La religiosas de clausura sólo usan un horno para elaborar dulces y no pueden prescindir de él porque es su sustento

La madre superiora Mary explica la situación que están viviendo en el convento
La madre superiora Mary explica la situación que están viviendo en el conventoAntena 3

Que el precio de la luz en España está disparado no lo discute nadie. Y que hay muchas familias que lo están pasando mal, y más en estos tiempos de frío, donde no pueden poner la calefacción es una realidad. Este jueves vuelve a incrementarse el precio a 228,42 euros/megavatio hora (MWh), que supone el séptimo máximo histórico y con una media este mes por encima de los 180, eso sí lejos de los precios del mes de octubre cuando llegaron a los 200 euros/mwh.

Un caso llamativo es el que sucede en el Convento de las monjas Concepcionistas de León. Ante la falta de dinero para hacer frente a la subida de la luz, han decidido retornar al pasado y usar velas y linternas por la noche y sin calefacción, con una temperatura esta mañana dentro de las paredes del recinto por debajo de los doce grados.

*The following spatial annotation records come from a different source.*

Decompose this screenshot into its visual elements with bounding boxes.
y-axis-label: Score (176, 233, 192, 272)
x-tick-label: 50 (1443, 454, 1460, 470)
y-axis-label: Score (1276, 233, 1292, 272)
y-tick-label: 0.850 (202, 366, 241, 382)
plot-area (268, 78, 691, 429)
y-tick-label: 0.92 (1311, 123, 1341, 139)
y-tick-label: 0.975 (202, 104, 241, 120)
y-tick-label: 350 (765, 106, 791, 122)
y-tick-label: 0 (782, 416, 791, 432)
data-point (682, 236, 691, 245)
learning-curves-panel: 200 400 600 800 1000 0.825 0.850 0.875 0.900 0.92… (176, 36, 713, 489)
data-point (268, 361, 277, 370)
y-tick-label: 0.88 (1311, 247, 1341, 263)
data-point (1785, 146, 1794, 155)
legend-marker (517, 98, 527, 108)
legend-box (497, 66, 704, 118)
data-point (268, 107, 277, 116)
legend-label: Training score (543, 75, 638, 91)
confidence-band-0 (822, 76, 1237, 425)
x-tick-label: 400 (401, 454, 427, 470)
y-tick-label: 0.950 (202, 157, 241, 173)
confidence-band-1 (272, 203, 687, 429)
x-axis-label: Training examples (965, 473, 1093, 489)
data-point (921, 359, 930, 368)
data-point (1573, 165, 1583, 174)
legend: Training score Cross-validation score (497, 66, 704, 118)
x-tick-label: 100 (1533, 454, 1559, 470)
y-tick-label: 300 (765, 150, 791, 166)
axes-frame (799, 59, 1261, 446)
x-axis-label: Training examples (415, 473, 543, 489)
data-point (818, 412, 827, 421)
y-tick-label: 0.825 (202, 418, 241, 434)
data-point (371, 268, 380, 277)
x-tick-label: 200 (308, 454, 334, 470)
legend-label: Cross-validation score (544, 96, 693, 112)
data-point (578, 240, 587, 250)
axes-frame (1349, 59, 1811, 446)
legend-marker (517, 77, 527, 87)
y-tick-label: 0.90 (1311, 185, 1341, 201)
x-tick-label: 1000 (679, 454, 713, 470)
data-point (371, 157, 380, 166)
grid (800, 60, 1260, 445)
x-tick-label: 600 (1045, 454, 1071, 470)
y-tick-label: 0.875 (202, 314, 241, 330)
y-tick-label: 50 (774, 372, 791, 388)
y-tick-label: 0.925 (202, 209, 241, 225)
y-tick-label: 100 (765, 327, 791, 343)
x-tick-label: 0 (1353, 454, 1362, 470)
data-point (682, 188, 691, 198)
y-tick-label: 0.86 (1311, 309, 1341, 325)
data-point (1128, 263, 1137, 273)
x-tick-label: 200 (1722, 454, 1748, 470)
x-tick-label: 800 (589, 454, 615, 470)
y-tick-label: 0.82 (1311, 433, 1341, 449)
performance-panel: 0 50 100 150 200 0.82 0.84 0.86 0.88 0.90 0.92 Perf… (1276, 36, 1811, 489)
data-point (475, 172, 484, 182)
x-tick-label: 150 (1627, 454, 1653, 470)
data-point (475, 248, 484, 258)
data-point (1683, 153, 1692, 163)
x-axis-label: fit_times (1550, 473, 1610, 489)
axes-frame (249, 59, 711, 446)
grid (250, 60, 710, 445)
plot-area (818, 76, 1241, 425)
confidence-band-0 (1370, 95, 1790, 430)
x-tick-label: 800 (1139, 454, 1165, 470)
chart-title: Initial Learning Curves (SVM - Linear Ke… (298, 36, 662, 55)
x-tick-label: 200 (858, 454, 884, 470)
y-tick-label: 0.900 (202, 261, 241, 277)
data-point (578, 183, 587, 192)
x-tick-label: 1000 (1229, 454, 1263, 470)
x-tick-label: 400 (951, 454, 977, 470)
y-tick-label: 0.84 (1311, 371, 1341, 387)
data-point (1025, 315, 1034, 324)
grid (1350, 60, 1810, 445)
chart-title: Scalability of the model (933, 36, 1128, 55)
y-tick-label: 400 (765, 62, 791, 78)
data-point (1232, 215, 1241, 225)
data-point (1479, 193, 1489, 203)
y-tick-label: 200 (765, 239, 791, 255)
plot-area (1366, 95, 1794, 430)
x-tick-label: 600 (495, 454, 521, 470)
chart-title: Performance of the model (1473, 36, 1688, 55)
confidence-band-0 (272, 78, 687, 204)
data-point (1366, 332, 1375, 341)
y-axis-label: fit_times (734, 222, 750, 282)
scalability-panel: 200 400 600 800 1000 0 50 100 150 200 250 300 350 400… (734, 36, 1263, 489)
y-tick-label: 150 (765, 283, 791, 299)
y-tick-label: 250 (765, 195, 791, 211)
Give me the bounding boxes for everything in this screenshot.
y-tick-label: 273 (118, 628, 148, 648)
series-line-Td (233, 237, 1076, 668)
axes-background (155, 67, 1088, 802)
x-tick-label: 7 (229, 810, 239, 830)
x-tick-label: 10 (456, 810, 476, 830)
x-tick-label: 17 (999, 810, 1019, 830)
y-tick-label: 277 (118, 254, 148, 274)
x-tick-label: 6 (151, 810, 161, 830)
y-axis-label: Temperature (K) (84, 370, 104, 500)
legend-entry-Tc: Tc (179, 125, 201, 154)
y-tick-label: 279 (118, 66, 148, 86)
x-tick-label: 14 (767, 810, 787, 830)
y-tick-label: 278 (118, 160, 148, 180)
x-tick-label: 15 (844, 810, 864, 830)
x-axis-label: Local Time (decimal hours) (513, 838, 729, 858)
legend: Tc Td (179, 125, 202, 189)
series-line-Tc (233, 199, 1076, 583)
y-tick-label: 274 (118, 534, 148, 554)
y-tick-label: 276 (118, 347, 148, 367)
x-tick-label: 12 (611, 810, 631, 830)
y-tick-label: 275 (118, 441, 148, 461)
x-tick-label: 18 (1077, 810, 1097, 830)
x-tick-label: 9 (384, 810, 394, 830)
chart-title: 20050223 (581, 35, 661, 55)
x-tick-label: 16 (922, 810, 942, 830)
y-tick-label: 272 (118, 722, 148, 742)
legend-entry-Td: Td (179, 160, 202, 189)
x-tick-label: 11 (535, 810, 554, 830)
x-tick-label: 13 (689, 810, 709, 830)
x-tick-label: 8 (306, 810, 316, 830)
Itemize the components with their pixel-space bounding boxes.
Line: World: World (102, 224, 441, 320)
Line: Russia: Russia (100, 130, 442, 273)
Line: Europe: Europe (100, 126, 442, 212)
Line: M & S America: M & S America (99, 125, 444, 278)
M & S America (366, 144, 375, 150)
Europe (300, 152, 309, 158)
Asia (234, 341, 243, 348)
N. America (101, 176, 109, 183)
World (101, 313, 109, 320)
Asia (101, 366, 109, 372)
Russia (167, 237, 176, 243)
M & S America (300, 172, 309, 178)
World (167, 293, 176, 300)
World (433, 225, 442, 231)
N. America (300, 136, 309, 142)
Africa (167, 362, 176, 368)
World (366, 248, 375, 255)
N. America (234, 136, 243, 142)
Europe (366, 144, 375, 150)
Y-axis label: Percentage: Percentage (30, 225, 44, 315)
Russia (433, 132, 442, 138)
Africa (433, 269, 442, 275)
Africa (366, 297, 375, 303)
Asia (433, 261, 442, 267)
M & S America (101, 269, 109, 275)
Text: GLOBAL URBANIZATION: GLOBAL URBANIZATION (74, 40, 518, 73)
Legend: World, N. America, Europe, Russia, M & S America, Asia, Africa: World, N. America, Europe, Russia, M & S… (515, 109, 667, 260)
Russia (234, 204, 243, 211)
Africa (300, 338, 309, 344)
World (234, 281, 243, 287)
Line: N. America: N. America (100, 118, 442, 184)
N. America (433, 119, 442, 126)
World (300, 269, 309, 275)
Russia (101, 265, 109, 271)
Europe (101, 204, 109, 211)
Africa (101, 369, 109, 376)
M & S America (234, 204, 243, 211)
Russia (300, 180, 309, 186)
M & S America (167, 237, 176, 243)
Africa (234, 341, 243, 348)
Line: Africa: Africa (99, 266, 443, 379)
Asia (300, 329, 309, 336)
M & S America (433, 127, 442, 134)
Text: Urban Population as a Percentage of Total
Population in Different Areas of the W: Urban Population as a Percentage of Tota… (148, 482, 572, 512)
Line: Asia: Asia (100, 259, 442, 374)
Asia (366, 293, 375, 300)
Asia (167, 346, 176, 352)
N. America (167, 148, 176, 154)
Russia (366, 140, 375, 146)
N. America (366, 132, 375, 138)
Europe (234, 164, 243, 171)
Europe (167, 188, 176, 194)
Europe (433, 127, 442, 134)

Así lo relataba la hermana superior Mary Nury Vélez, nacida en Antioquía, al entrar en directo en el programa de “Espejo Público” que dirige Susanna Griso.

Las doce monjas de este convento sólo usan la electricidad para encender el horno donde elaboran los dulces que ponen a la venta, siendo estos los únicos recursos que van percibiendo.

“El frío lo estamos afrontando poniéndonos mucha ropa, con muchas mantas, pero solventar la economía no está siendo tan fácil”, señala sor María, que también señala que en el convento no tienen ni estufas ni chimeneas para calentarse, y más en estos momentos, donde la ola de frío está pegando fuerte en la capital leonesa.

Una clausura en penuria, y aunque la religiosa ha eludido si la Diócesis de León está aportando alguna solución, sí que han encontrado una respuesta positiva por parte del alcalde de la ciudad, José Antonio Diez, que ha comprometido el apoyo del consistorio ante esta delicada situación.

Pero en el horno se trabaja sin descanso. Pastas y tartas hechas a mano que se venden en el propio monasterio. situado en pleno centro de la ciudad y en distintos puntos de la capital leonesa. Y ante la situación dramática que viven sí que están encontrando una respuesta positiva por parte de sus vecinos. “El horno es nuestro sustento, no podemos prescindir de él”, señala Sor María.

El convento, grande en su día, y por la falta de vocaciones está vacío y con algunas monjas ya en avanzada edad. Son apenas una docena, la mitad de ellas provenientes de Kenia y Colombia, la otra mitad son españolas.

Y otro de los peligros que tiene el convento es el estado de la infraestructura, según señala la madre superiora. Hay un torreón en un estado peligroso y cuando arrecia el viento o las lluvia raro es el día en que no cae alguna teja de la torre para estrellarse en el suelo.

Eso sí, comida, de momento no les falta. Están bien curtidas con su huerta, con lo que van elaborando sus manjares. Lo único que les falta son ingresos. Y a falta de ellos, sin electricidad y calefacción y a la luz de las velas y a que la temperatura se apiade de ellas para sobrevivir.